Chuck Marohn, founder of Strong Towns, has been vocal on the risk of "overbuilding" and subsidization of infrastructure. 


Chuck Marohn

"It's probably an underestimate," Marohn told the Prairie State Wire regarding the recent $21 billion estimate from the institute. "The backward way that governments nationwide account for their assets and liabilities means that these ticking time bombs are hidden away, visible nowhere, even on public balance sheets."

"The numbers we see in reports like this are merely the urgent items, the ones that are at or nearing a state of critical," Marohn said. "That’s a small portion of all the infrastructure we have built and nominally obligated the public to maintain."

"The finances of governments in Illinois – from the state down to local governments – are a disaster," Marohn said.  "Nobody I’ve ever spoken with – people who should know – have a clue how big the bill for routine maintenance actually is. And these people are not clueless as in dumb; they are clueless as in they really don’t know. Nobody is accurately tracking this stuff." 

Marohn said the infrastructure stress comes in what he called "echoes."

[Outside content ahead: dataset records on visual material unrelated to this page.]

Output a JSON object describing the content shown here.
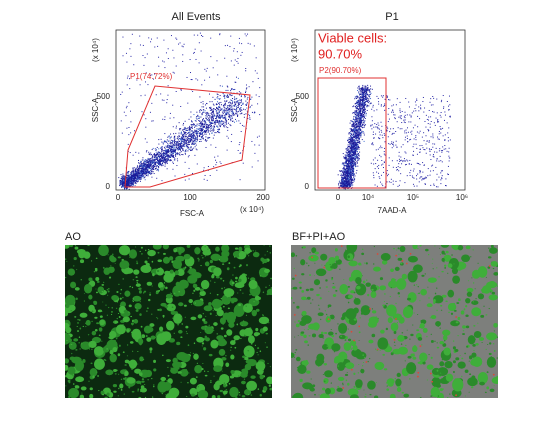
{
  "plots": [
    {
      "title": "All Events",
      "y_exponent": "(x 10⁴)",
      "x_exponent": "(x 10⁴)",
      "x_label": "FSC-A",
      "y_label": "SSC-A",
      "yticks": [
        "500",
        "0"
      ],
      "xticks": [
        "0",
        "100",
        "200"
      ],
      "gate_label": "P1(74.72%)"
    },
    {
      "title": "P1",
      "y_exponent": "(x 10⁴)",
      "x_label": "7AAD-A",
      "y_label": "SSC-A",
      "yticks": [
        "500",
        "0"
      ],
      "xticks": [
        "0",
        "10⁴",
        "10⁵",
        "10⁶"
      ],
      "gate_label": "P2(90.70%)",
      "callout": [
        "Viable cells:",
        "90.70%"
      ]
    }
  ],
  "images": [
    {
      "label": "AO"
    },
    {
      "label": "BF+PI+AO"
    }
  ]
}
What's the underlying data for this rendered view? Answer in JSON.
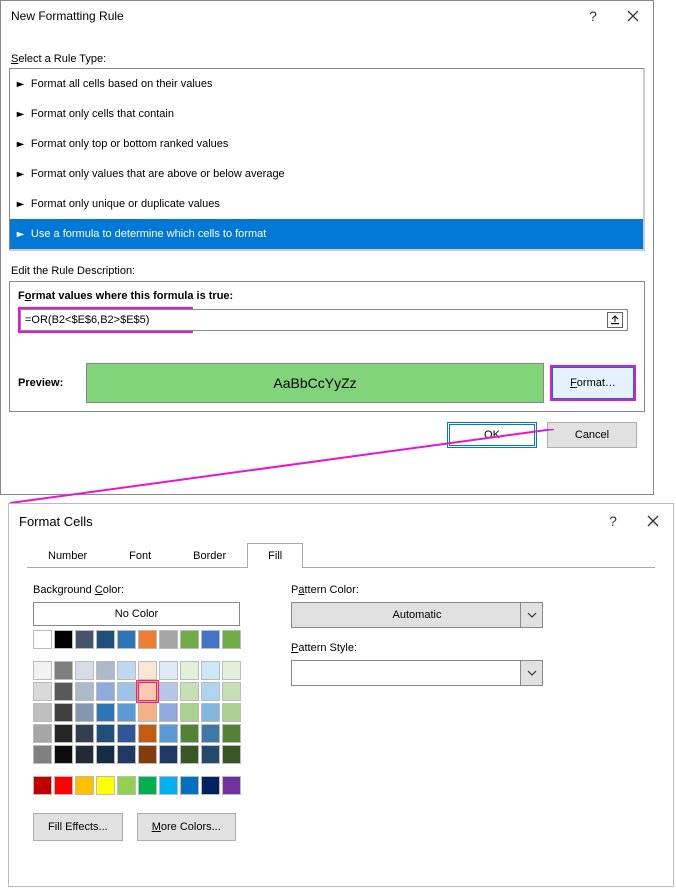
{
  "dlg1": {
    "title": "New Formatting Rule",
    "help": "?",
    "select_label_pre": "",
    "select_label": "Select a Rule Type:",
    "rule_types": [
      "Format all cells based on their values",
      "Format only cells that contain",
      "Format only top or bottom ranked values",
      "Format only values that are above or below average",
      "Format only unique or duplicate values",
      "Use a formula to determine which cells to format"
    ],
    "selected_rule_index": 5,
    "edit_label": "Edit the Rule Description:",
    "formula_caption": "Format values where this formula is true:",
    "formula_value": "=OR(B2<$E$6,B2>$E$5)",
    "preview_label": "Preview:",
    "preview_text": "AaBbCcYyZz",
    "preview_fill": "#82d47b",
    "format_btn": "Format…",
    "ok": "OK",
    "cancel": "Cancel"
  },
  "dlg2": {
    "title": "Format Cells",
    "help": "?",
    "tabs": [
      "Number",
      "Font",
      "Border",
      "Fill"
    ],
    "active_tab_index": 3,
    "bg_label": "Background Color:",
    "nocolor": "No Color",
    "pattern_color_label": "Pattern Color:",
    "pattern_color_value": "Automatic",
    "pattern_style_label": "Pattern Style:",
    "fill_effects": "Fill Effects...",
    "more_colors": "More Colors...",
    "themeRow1": [
      "#ffffff",
      "#000000",
      "#44546a",
      "#1f4e79",
      "#2e75b6",
      "#ed7d31",
      "#a5a5a5",
      "#70ad47",
      "#4472c4",
      "#70ad47"
    ],
    "tintGrid": [
      [
        "#f2f2f2",
        "#7f7f7f",
        "#d6dce5",
        "#adb9ca",
        "#bdd7ee",
        "#fbe5d6",
        "#deebf7",
        "#e2f0d9",
        "#d0e7f7",
        "#e2f0d9"
      ],
      [
        "#d9d9d9",
        "#595959",
        "#acb9ca",
        "#8faadc",
        "#9dc3e6",
        "#f8cbad",
        "#b4c7e7",
        "#c5e0b4",
        "#aed4ef",
        "#c5e0b4"
      ],
      [
        "#bfbfbf",
        "#404040",
        "#8497b0",
        "#2e75b6",
        "#5b9bd5",
        "#f4b183",
        "#8faadc",
        "#a9d18e",
        "#82b8e0",
        "#a9d18e"
      ],
      [
        "#a6a6a6",
        "#262626",
        "#333f50",
        "#1f4e79",
        "#2f5597",
        "#c55a11",
        "#5b9bd5",
        "#548235",
        "#3c78a8",
        "#548235"
      ],
      [
        "#808080",
        "#0d0d0d",
        "#222a35",
        "#132b44",
        "#1f3864",
        "#843c0c",
        "#203864",
        "#385723",
        "#234a6a",
        "#385723"
      ]
    ],
    "stdRow": [
      "#c00000",
      "#ff0000",
      "#ffc000",
      "#ffff00",
      "#92d050",
      "#00b050",
      "#00b0f0",
      "#0070c0",
      "#002060",
      "#7030a0"
    ],
    "selected_swatch": {
      "grid": "tint",
      "row": 1,
      "col": 5
    }
  },
  "highlight_color": "#e815d0"
}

"We tend to build in surges and so there is a maintenance echo to each surge a generation or so later when many promises come due all at once," Marohn said.  "Historically, these echoes create a surge in spending that, ironically, results in even more infrastructure being built. This all makes the next echo even worse. We’ve been doing this for over 75 years and our surges are now at tsunami level."

Marohn said the state will "have fewer roads, bridges, pipes and public buildings a decade from now." 

"That’s the consequence of having an annual maintenance backlog of $21 billion in a $38 billion budget," he said.

Marohn said there needs to be a shift in thinking from making more public investments. 

"This shift in thinking is critical because, once we realize we have more public investments than can be supported by our level of private wealth, the math becomes pretty simple," he said.  "We need to increase our productivity by (a) reducing our public obligations and (b) increasing our private wealth. In other words, we need to figure out ways to get more out of our existing infrastructure investments."

He said building new infrastructure will not stimulate the economy, and provide jobs and growth. 

"The spending may do all that, but it also creates a future obligation for the government to maintain a road, a pipe or a building that people now depend on," Marohn said. "Do the math. In our current development pattern, it never adds up."

While public capital investments create jobs and growth in the short term, they also create tremendous long-term maintenance obligations and enormous future bills that are never accounted for, he said. 

"The math doesn’t work; the more we build, the poorer we get," Marohn said. "It’s not a maintenance problem; it’s a productivity problem."